Cuando trata de eludir las leyes de la naturaleza, usualmente destruye
el medio ambiente natural que le sostiene. Y cuando ese medio ambiente
en el que él vive se deteriora rápidamente, su civilización declina.
Alguien ha dado una muy breve descripción de la historia diciendo que
‘el hombre civilizado ha cruzado la superficie de la tierra y dejado un
desierto tras sus huellas”. Palabras que hoy, 60 años después, muchos
siguen sin asumir, incluidas las fuerzas políticas más reaccionarias que
nos representan en los Parlamentos. Causa estupor, por decirlo
brevemente.
Incluso mira mucho más atrás: “En Proverbios leemos que el
hombre justo tiene cuidado de los animales, pero que el corazón del
perverso no tiene misericordia, y Santo Tomás de Aquino escribió: ‘Es
evidente que si un hombre practica un cariño compasivo por los animales
ha de estar más preparado aún para sentir compasión por su prójimo’. Lo
que se aplica a los animales que están sobre la tierra también se
aplica, igualmente, y sin ninguna sospecha de sentimentalismo, a la
tierra misma”.
Y pone el dedo en lo que para mí es una de las heridas más importantes de nuestra civilizada sociedad: “En nuestra época el principal peligro en relación con el suelo, y por extensión con la agricultura y la civilización
en su conjunto, se origina en la decisión del hombre de la ciudad de
aplicar los principios de la industria a la agricultura. (…) Ahora bien,
el principio fundamental de la agricultura es que trata con la vida, es
decir, con sustancias vivas. Sus productos son el resultado de los
procesos de la vida y su medio de producción es el suelo viviente”.
Sobre la energía nuclear, un párrafo contundente: “Ningún grado de
prosperidad podría justificar la acumulación de grandes cantidades de
sustancias altamente tóxicas que nadie conoce cómo hacer seguras y que
constituyen un peligro incalculable para toda la creación durante
periodos históricos e incluso geológicos.

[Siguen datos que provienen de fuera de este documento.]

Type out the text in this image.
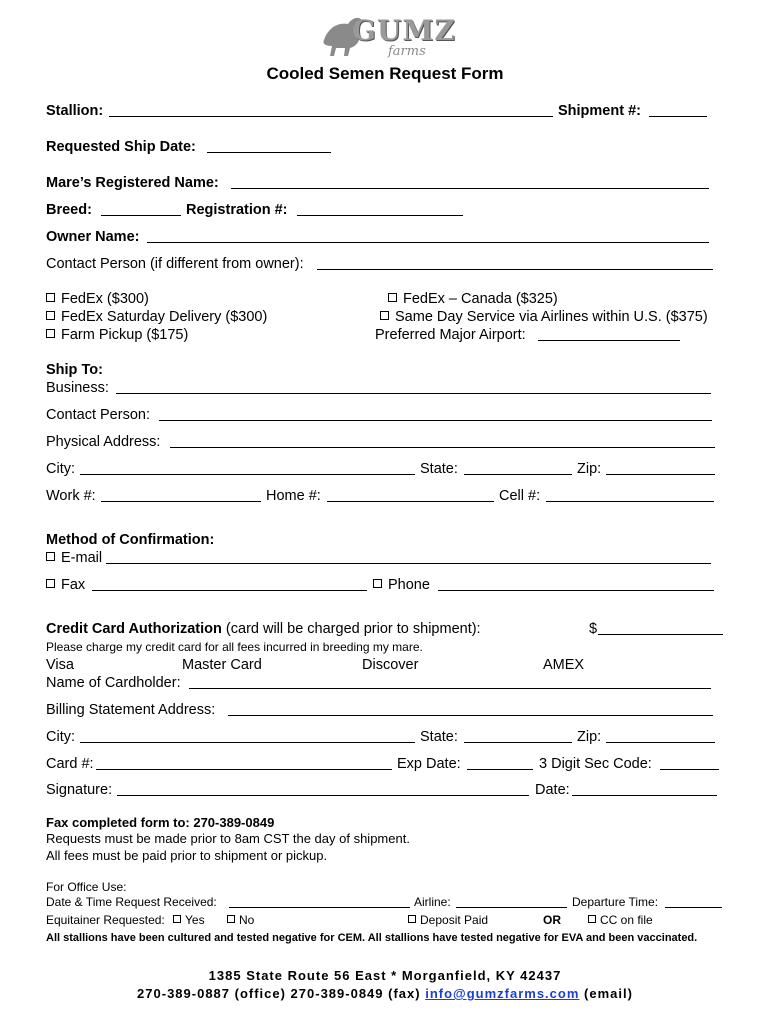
GUMZ
farms
Cooled Semen Request Form
Stallion:	Shipment #:
Requested Ship Date:
Mare’s Registered Name:
Breed:	Registration #:
Owner Name:
Contact Person (if different from owner):
FedEx ($300)
FedEx Saturday Delivery ($300)
Farm Pickup ($175)
FedEx – Canada ($325)
Same Day Service via Airlines within U.S. ($375)
Preferred Major Airport:
Ship To:
Business:
Contact Person:
Physical Address:
City:	State:	Zip:
Work #:	Home #:	Cell #:
Method of Confirmation:
E-mail
Fax	Phone
Credit Card Authorization (card will be charged prior to shipment):	$
Please charge my credit card for all fees incurred in breeding my mare.
Visa	Master Card	Discover	AMEX
Name of Cardholder:
Billing Statement Address:
City:	State:	Zip:
Card #:	Exp Date:	3 Digit Sec Code:
Signature:	Date:
Fax completed form to: 270-389-0849
Requests must be made prior to 8am CST the day of shipment.
All fees must be paid prior to shipment or pickup.
For Office Use:
Date & Time Request Received:	Airline:	Departure Time:
Equitainer Requested:	Yes	No	Deposit Paid	OR	CC on file
All stallions have been cultured and tested negative for CEM. All stallions have tested negative for EVA and been vaccinated.
1385 State Route 56 East * Morganfield, KY 42437
270-389-0887 (office) 270-389-0849 (fax) info@gumzfarms.com (email)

Hacer tal cosa es una
transgresión en contra de la vida misma, una transgresión infinitamente
más seria que cualquier crimen perpetrado por el hombre. La idea de que
una civilización podría mantenerse a sí misma sobre la base de tales
transgresiones es una monstruosidad ética, espiritual y metafísica.
Significa conducir los asuntos económicos del hombre como si la gente
realmente no importara nada”.
Y sobre el liberalismo a ultranza, sin medidas de control que
permitan sociedades más tranquilas e igualitarias, que tanto daño causa
-y lo estamos comprobando de manera cruda en los últimos años en este
planeta de mercaderes-, duras palabras de Schumacher: “La fuerza de la
idea de la empresa privada yace en su simplicidad aterradora. Sugiere
que la totalidad de la vida puede ser reducida a un aspecto:
beneficios”. Cree que el ser humano puede moverse -y de hecho se mueve-
por otros aspectos de la vida, como la bondad, la verdad y la belleza,
“pero como hombre de negocios se preocupa sólo de los
beneficios”. “En relación a esto, la idea de la empresa privada se
adecua exactamente a la idea de El Mercado, al que, en un capítulo
anterior, denominé ‘la institucionalización del individualismo y de la
irresponsabilidad’. De la misma manera, se adecua perfectamente a la
tendencia moderna hacia la total cuantificación, a expensas de la
apreciación de las diferencias cualitativas, porque a la empresa privada
no le preocupa qué es lo que produce, sino cuánto es lo que gana con la
producción”.
Más actual, imposible.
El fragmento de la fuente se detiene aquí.